Challenges and Limitations of Leveraging LLMs for Anomaly Detection: Insights from a Manufacturing Case Study
摘要
With the increasing number of publications embracing the potential and broad applicability of Large Language Models (LLMs), the critical assessment of their limitations and true capabilities often remains underrepresented. Some studies even predict the shift towards LLM-based solutions over traditional Machine Learning (ML) approaches, arguing that LLM integration reduces the need for additional preprocessing and extensive training. However, some critical limitations of LLMs, which challenge their ability to substitute conventional ML, seem to be overlooked. One of these limitations is their limited ability to process numeric data and perform meaningful data analytics effectively.
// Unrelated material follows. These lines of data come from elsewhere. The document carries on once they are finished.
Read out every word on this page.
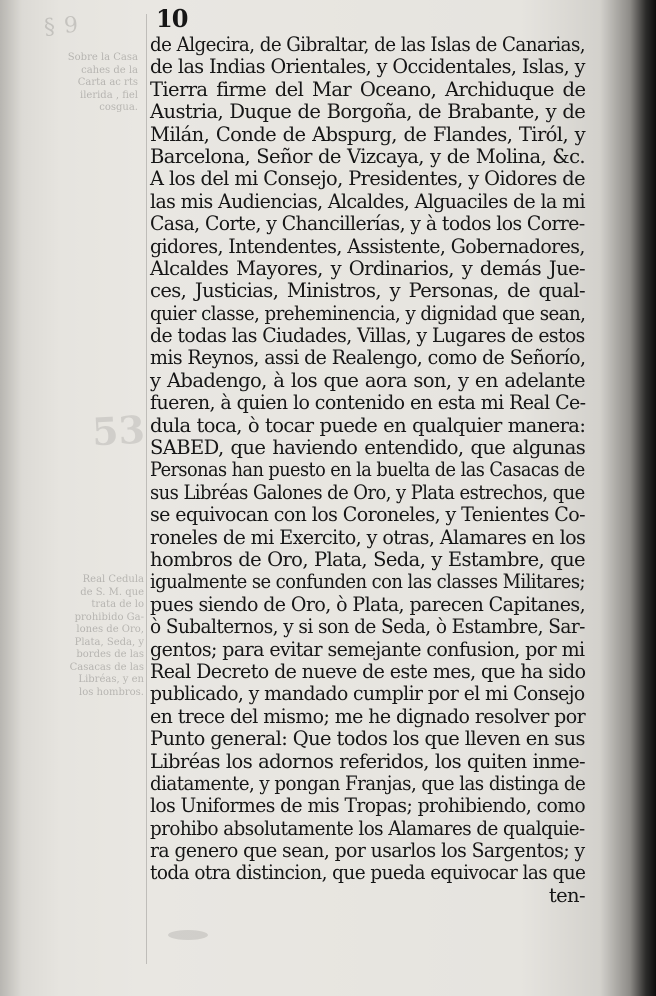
§ 9
Sobre la Casa
cahes de la
Carta ac rts
ilerida , fiel
cosgua.
53
Real Cedula
de S. M. que
trata de lo
prohibido Ga-
lones de Oro,
Plata, Seda, y
bordes de las
Casacas de las
Libréas, y en
los hombros.
10
de Algecira, de Gibraltar, de las Islas de Canarias,
de las Indias Orientales, y Occidentales, Islas, y
Tierra firme del Mar Oceano, Archiduque de
Austria, Duque de Borgoña, de Brabante, y de
Milán, Conde de Abspurg, de Flandes, Tiról, y
Barcelona, Señor de Vizcaya, y de Molina, &c.
A los del mi Consejo, Presidentes, y Oidores de
las mis Audiencias, Alcaldes, Alguaciles de la mi
Casa, Corte, y Chancillerías, y à todos los Corre-
gidores, Intendentes, Assistente, Gobernadores,
Alcaldes Mayores, y Ordinarios, y demás Jue-
ces, Justicias, Ministros, y Personas, de qual-
quier classe, preheminencia, y dignidad que sean,
de todas las Ciudades, Villas, y Lugares de estos
mis Reynos, assi de Realengo, como de Señorío,
y Abadengo, à los que aora son, y en adelante
fueren, à quien lo contenido en esta mi Real Ce-
dula toca, ò tocar puede en qualquier manera:
SABED, que haviendo entendido, que algunas
Personas han puesto en la buelta de las Casacas de
sus Libréas Galones de Oro, y Plata estrechos, que
se equivocan con los Coroneles, y Tenientes Co-
roneles de mi Exercito, y otras, Alamares en los
hombros de Oro, Plata, Seda, y Estambre, que
igualmente se confunden con las classes Militares;
pues siendo de Oro, ò Plata, parecen Capitanes,
ò Subalternos, y si son de Seda, ò Estambre, Sar-
gentos; para evitar semejante confusion, por mi
Real Decreto de nueve de este mes, que ha sido
publicado, y mandado cumplir por el mi Consejo
en trece del mismo; me he dignado resolver por
Punto general: Que todos los que lleven en sus
Libréas los adornos referidos, los quiten inme-
diatamente, y pongan Franjas, que las distinga de
los Uniformes de mis Tropas; prohibiendo, como
prohibo absolutamente los Alamares de qualquie-
ra genero que sean, por usarlos los Sargentos; y
toda otra distincion, que pueda equivocar las que
ten-
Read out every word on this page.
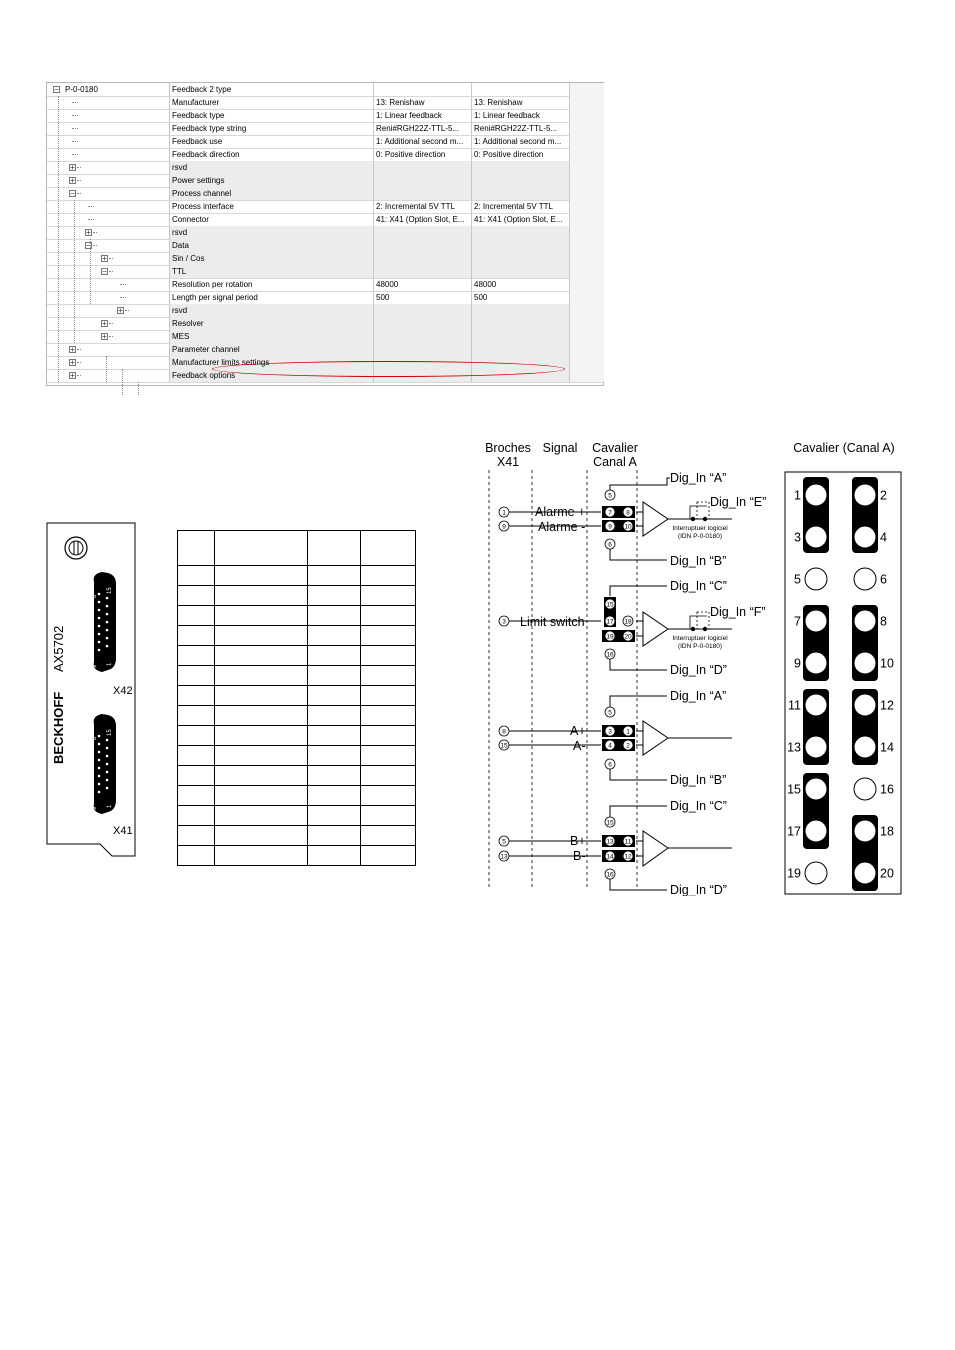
− P-0-0180	Feedback 2 type
Manufacturer	13: Renishaw	13: Renishaw
Feedback type	1: Linear feedback	1: Linear feedback
Feedback type string	Reni#RGH22Z-TTL-5...	Reni#RGH22Z-TTL-5...
Feedback use	1: Additional second m...	1: Additional second m...
Feedback direction	0: Positive direction	0: Positive direction
+	rsvd
+	Power settings
−	Process channel
Process interface	2: Incremental 5V TTL	2: Incremental 5V TTL
Connector	41: X41 (Option Slot, E...	41: X41 (Option Slot, E...
+	rsvd
−	Data
+	Sin / Cos
−	TTL
Resolution per rotation	48000	48000
Length per signal period	500	500
+	rsvd
+	Resolver
+	MES
+	Parameter channel
+	Manufacturer limits settings
+	Feedback options
15
1
8
9
15
1
8
9
BECKHOFF
AX5702
X42
X41

Broches
X41
Signal Cavalier
Canal A
Cavalier (Canal A)
1	2
3	4
5	6
7	8
9	10
11	12
13	14
15	16
17	18
19	20
Dig_In “A”
Dig_In “E”
Dig_In “B”
Dig_In “C”
Dig_In “F”
Dig_In “D”
Dig_In “A”
Dig_In “B”
Dig_In “C”
Dig_In “D”
Alarme +
Alarme -
Limit switch
A+
A-
B+
B-
Interruptuer logiciel
(IDN P-0-0180)
Interruptuer logiciel
(IDN P-0-0180)
1
9
3
8
15
5
13
5
7 8
9 10
6
15
17 18
19 20
16
5
3 1
4 2
6
15
13 11
14 12
16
This paper investigates the challenges of applying LLMs directly to numerical data. The business objective of the investigated use case is to detect anomalous behavior in a manufacturing plant using production data. We begin with a literature analysis to assess the current research landscape, followed by empirical validation of the outlined research questions. Our findings indicate that the investigated LLMs struggle to process and analyze numerical data effectively, therefore limiting their applicability for specific use cases. Furthermore, we highlight the need for more rigorous evaluations of LLM capabilities in scientific research, specifically on unseen, real-world datasets, to provide a more objective assessment of their potential.